Variables in D must be declared somewhere before they can be used. Variable declarations generally take the same form as in other C-family languages: the name of a type followed by an identifier. The following two lines declare four variables named someNumber, a, b, and c, all of which are of type int:
int someNumber; int a, b, c;
Earlier in this chapter, we looked at how scopes affect declarations. With variable declarations, one thing that must be kept in mind is shadowing. This occurs when a variable in a given scope is named the same as a variable in a parent scope. Shadowing module scope variables is legal; every reference to the symbol before the local declaration refers to the module scope variable and every reference after the local declaration (within the same local scope) refers to the local variable. It is an error for a local variable to shadow a variable in any outer scope except module scope.
int x;
void main() {
writeln(x); // OK: refers to module scope x
int x; // OK: shadowing module scope variables allowed
writeln(x); // OK: refers to local x
int y; // Function scope
// Opening a new scope
{
int y; // Error: local y is shadowing main.y
int z;
}
// Opening a new scope
{
// OK: This scope and the one above are independent of
// each other.
int z;
}
}Variables in any function or block scope can be declared static, causing the value of the variable to persist beyond the lifetime of the scope. Such variables are only accessible within the scope in which they are declared. Applying static to a variable in module scope has no meaning.

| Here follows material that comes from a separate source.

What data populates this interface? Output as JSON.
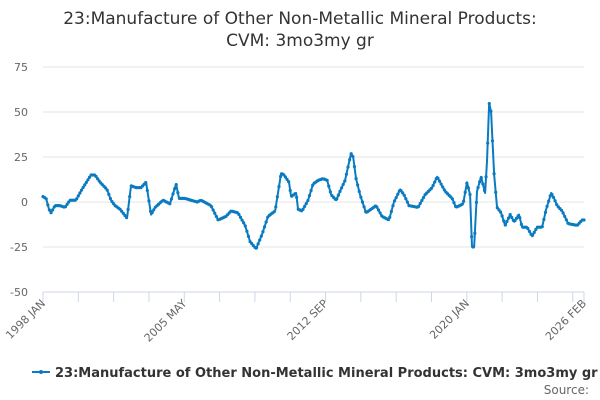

Static variables and variables in module scope can be explicitly initialized to any value that can be known at compile time. This includes literals and constant values (along with any expression that can be evaluated at compile time, as you'll learn in Chapter 4, Running Code at Compile Time). Variables in function and block scopes can additionally be initialized to runtime values. Variables that are not explicitly initialized are default-initialized to a type-specific value. In explicit initialization, the type name can be replaced with auto to trigger type inference. Consider the following example:
auto theAnswer = 42; int noMeaning, confused = void;
Here, theAnswer is explicitly initialized to the integer literal 42 and the compiler infers it to be of type int. The variable noMeaning is initialized to the default value for the int type, which is 0. Poor confused is not initialized at all. The keyword void instructs the compiler to turn off default initialization for this variable. However, it's still going to refer to whatever happens to be living at its address when the program starts up. Forgetting to initialize variables is a common source of bugs in many C programs. With default initialization, D makes it easy to either avoid such bugs completely, or track them down when they do appear.
One last thing to keep in mind about variable declarations is that all module scope variables are thread-local by default. This is very, very different from how other C-family languages do things. This means that, if you are using multiple threads, every thread gets its own copy of the variable. One thing that will certainly surprise C and C++ programmers is that even static variables in a function or block scope are thread-local. Typically in C, functions intended to be used in multiple threads have to avoid static variables like the plague. This is not the case in D. We'll come back to static declarations when we go through functions later in this chapter.